+ 7

Please explain!

How the output is 3 ? int arr[]={1,2,3}; int *p=(int *)(&arr + 1); printf("%d",*(p-1)); https://code.sololearn.com/cYANoAqimJYM/?ref=app

29th Jan 2021, 4:25 AM
Hrutik Bhalerao
Hrutik Bhalerao - avatar
3 Answers
+ 9
&arr is a pointer to the array (int(*)[3]). arr decays to a pointer to the first element of the array (int*). Both &arr and arr point to the same address, but their types differ so pointer arithmetic is performed differently. If instead you wrote arr + 1, you would have been correct. When you perform pointer arithmetic p + n, you get a pointer that is moved n times the size of the type pointed to (sizeof(*p)).
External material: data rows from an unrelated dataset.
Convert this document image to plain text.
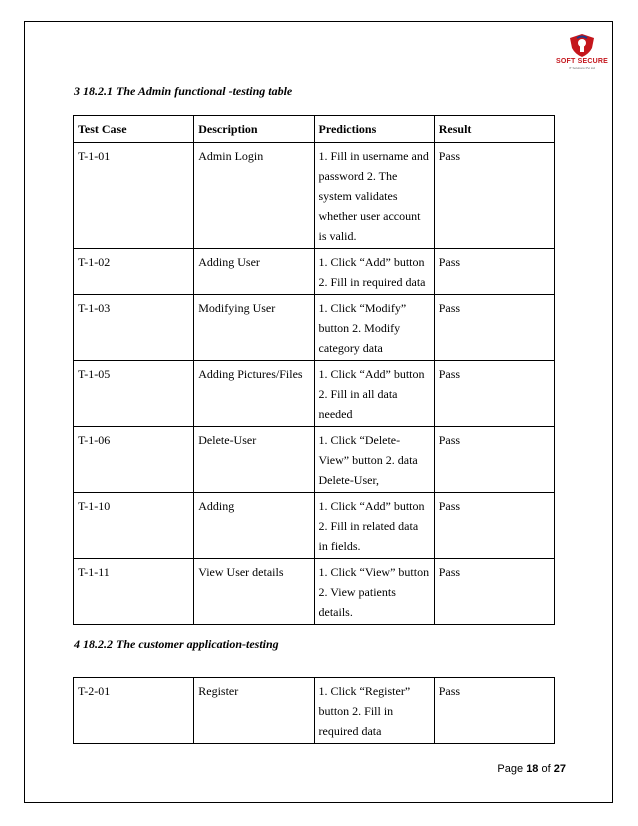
SOFT SECURE
IT Solutions Pvt Ltd
3 18.2.1 The Admin functional -testing table
Test Case	Description	Predictions	Result
T-1-01	Admin Login	1. Fill in username and password 2. The system validates whether user account is valid.	Pass
T-1-02	Adding User	1. Click “Add” button 2. Fill in required data	Pass
T-1-03	Modifying User	1. Click “Modify” button 2. Modify category data	Pass
T-1-05	Adding Pictures/Files	1. Click “Add” button 2. Fill in all data needed	Pass
T-1-06	Delete-User	1. Click “Delete-View” button 2. data Delete-User,	Pass
T-1-10	Adding	1. Click “Add” button 2. Fill in related data in fields.	Pass
T-1-11	View User details	1. Click “View” button 2. View patients details.	Pass
4 18.2.2 The customer application-testing
T-2-01	Register	1. Click “Register” button 2. Fill in required data	Pass
Page 18 of 27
The type pointed to by &arr is int[3] which is 12 bytes. &arr + 1 then points to a int[3] after the end of the array. (int*)(&arr + 1) == arr + 3 (int *)(&arr + 1) converts the pointer to array (12 bytes) to pointer to int (4 bytes). p is then pointing to an int after the end of the array. p - 1 gives you a pointer to the last element of the array which is 3. int* p = arr + 3; printf("%d", *(p - 1)); // *(arr + 3 - 1) == *(arr + 2) == arr[2]
29th Jan 2021, 5:13 AM
jtrh
jtrh - avatar
0
int *p=(int *)(arr + 1); I think this will help you to find you answer.
30th Jan 2021, 11:27 PM
❤️😍Prerana😍❤️
❤️😍Prerana😍❤️ - avatar
- 2
Try this and u can answer by yourself. int *p=(int *)(arr + 1);
30th Jan 2021, 6:54 AM
SERG Starkov
SERG Starkov - avatar